6. Setup your first API key
   • Run python3 scripts/apikey.py to generate an Org ID and API Key
   • Update helm values.yaml with tpuf_config.authentication.allowed_api_keys_sha256. Refer to Refer to values.yaml inside the Helm chart (tpuf/values.yaml) for an example of this.
   • Run helm upgrade -n default turbopuffer tpuf --values=values.yaml --values=metrics-keys.yaml --values=api-values.yaml to deploy the changes.
   • Restart turbopuffer to pick up the new configuration: kubectl rollout restart statefulsets -n turbopuffer.
7. Deploy the cluster agent: Run kubectl apply -f tpuf-ctl-cluster.yaml to apply our kubernetes configurations.
   • Confirm the controller is successfully booting by checking kubectl get pods -n tpuf-ctl-cluster, you should see a single pod.
   • Confirm with us that your cluster is correctly heartbeating our control plane.
8. Run post-deployment sanity checks
   • TURBOPUFFER_API_KEY=<your_api_key> scripts/sanity.sh will query your turbopuffer cluster directly, verifying that core operations function.

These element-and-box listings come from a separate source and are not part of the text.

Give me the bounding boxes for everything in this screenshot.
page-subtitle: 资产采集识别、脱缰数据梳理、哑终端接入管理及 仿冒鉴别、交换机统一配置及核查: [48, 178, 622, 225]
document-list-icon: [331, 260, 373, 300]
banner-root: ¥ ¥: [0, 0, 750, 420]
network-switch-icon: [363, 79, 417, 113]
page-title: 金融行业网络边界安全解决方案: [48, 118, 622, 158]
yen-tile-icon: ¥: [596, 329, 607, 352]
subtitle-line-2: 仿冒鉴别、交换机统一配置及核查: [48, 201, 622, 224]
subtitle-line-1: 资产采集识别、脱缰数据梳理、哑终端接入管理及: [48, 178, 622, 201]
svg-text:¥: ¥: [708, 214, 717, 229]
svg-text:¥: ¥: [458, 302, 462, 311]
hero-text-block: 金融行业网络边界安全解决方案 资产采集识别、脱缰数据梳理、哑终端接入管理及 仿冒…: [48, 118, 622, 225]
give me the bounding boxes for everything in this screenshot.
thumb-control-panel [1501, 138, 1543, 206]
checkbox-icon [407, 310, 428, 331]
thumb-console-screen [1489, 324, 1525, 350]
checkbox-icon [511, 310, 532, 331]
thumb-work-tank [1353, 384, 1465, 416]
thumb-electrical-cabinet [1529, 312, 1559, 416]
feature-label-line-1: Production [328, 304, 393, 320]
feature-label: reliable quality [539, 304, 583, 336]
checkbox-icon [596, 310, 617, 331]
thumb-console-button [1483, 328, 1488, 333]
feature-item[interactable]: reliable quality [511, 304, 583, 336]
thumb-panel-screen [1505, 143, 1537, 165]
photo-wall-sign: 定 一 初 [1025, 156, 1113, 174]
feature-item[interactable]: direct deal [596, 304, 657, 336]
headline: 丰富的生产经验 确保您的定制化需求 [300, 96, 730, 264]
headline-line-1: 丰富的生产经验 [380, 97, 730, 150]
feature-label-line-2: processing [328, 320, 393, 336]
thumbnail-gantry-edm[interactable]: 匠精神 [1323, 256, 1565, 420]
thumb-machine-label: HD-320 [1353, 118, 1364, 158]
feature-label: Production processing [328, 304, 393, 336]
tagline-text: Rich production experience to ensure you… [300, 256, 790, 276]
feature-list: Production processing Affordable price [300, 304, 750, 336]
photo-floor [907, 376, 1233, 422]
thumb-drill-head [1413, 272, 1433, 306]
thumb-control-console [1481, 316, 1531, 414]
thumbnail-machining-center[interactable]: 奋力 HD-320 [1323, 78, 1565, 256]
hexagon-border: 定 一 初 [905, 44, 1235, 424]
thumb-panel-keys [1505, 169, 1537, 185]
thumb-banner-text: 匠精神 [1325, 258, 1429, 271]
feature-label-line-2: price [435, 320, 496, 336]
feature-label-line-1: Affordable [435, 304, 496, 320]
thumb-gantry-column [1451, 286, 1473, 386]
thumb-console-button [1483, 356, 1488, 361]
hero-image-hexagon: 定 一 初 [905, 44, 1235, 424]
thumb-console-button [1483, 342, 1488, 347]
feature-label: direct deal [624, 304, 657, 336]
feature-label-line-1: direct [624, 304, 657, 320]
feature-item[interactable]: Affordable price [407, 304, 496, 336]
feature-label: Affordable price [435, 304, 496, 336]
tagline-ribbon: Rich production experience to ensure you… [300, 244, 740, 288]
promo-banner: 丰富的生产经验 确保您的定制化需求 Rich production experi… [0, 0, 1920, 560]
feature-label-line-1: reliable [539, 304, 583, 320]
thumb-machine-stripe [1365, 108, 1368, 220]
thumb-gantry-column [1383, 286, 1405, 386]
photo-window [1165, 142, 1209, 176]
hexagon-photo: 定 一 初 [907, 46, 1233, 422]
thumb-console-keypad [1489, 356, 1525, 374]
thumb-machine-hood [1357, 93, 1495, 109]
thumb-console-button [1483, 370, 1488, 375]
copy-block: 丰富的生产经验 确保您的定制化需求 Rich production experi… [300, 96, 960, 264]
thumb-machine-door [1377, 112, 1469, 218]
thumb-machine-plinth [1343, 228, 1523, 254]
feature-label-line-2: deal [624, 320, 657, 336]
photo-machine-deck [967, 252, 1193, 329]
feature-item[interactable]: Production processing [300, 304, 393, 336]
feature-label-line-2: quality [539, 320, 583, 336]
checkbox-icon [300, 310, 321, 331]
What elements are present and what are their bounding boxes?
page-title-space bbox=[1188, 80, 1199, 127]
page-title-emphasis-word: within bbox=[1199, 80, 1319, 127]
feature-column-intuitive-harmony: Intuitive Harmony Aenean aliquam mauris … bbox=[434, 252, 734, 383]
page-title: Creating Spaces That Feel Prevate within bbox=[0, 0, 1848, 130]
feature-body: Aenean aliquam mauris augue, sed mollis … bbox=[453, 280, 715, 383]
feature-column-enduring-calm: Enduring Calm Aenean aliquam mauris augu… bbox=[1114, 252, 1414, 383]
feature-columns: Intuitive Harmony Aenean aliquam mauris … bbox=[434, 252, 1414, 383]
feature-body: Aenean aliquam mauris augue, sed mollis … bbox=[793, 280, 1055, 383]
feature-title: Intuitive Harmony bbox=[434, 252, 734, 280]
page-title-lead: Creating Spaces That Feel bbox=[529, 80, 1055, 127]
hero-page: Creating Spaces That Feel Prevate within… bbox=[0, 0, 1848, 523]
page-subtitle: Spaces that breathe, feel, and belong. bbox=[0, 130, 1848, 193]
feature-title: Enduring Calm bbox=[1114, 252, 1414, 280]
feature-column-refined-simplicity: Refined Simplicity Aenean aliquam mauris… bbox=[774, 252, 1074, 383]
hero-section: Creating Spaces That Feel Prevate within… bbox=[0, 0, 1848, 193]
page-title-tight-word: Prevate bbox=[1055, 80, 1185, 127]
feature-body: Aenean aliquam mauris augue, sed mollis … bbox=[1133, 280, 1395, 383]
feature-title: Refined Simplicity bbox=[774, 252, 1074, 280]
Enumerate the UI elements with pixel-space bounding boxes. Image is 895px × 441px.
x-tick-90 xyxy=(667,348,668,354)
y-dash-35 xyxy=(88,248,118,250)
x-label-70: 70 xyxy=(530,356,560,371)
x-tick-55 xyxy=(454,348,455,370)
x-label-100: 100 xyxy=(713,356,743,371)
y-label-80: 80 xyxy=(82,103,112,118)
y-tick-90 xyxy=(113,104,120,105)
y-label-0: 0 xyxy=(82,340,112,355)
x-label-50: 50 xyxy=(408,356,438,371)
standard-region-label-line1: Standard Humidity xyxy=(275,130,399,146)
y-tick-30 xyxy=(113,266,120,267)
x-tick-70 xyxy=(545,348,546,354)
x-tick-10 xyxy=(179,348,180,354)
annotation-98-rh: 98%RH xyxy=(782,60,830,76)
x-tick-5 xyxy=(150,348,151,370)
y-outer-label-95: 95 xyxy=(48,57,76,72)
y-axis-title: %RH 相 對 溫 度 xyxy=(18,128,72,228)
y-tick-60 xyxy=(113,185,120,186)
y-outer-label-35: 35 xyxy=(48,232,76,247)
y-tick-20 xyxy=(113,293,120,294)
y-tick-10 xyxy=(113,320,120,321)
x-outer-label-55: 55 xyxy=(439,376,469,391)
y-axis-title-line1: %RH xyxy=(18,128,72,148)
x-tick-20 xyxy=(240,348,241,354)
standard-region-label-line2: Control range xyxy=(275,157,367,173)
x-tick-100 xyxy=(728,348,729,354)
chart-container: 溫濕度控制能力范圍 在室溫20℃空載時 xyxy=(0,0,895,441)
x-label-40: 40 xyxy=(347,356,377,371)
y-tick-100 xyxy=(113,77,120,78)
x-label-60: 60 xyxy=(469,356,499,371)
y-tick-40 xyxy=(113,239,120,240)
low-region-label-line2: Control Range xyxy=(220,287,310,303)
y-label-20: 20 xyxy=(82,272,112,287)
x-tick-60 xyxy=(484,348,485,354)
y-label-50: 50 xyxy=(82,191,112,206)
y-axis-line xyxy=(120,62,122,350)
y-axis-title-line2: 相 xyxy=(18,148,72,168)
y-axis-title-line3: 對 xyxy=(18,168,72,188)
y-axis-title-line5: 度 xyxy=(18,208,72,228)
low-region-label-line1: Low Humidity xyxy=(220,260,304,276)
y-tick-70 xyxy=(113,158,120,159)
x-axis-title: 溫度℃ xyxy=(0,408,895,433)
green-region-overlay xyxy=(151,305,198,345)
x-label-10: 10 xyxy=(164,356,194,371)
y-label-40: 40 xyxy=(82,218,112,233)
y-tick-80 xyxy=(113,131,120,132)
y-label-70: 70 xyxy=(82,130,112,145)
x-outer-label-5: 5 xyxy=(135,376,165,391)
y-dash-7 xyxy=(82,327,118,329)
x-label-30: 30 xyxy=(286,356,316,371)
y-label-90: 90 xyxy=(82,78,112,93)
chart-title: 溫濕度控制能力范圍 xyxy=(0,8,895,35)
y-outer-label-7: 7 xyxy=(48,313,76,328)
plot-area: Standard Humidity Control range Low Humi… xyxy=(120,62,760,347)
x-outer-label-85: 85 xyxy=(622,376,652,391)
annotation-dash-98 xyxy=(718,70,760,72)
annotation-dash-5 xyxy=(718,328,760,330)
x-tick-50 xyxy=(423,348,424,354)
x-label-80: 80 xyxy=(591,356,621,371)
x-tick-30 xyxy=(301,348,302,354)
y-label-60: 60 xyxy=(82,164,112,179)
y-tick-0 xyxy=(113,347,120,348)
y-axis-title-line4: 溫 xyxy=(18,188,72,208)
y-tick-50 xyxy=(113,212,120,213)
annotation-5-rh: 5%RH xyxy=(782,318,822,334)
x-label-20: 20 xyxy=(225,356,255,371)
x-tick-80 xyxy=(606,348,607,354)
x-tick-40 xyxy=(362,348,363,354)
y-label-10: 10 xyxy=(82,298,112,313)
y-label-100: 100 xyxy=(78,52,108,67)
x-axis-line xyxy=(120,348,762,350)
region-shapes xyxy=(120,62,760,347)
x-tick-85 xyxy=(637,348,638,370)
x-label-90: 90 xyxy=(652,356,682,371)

It will not verify certicates, and may encounter a 500 error if the nodes aren't routeable yet.

Networking

If you want to disable outgoing connections for the cluster, you can allowlist the following IPs:

• PolarSignals (CPU and Heap profiling)
  • 35.234.93.182 (api.polarsignals.com)
• Control Plane (Cluster Heartbeats)
  • 76.76.21.0/24
• Datadog (Telemetry)
  • curl -s https://ip-ranges.datadoghq.com/| jq -r '(.apm.prefixes_ipv4 + .global.prefixes_ipv4 + .logs.prefixes_ipv4 + .agents.prefixes_ipv4) | unique[]'

Upgrading turbopuffer versions

The turbopuffer team will provide you with a new image digest to use.

• Update the image.digest value in your Helm values.yaml file
• Run helm upgrade -n default turbopuffer tpuf --values=values.yaml
  • This will update the turbopuffer-index and turbopuffer-query StatefulSets with the new image.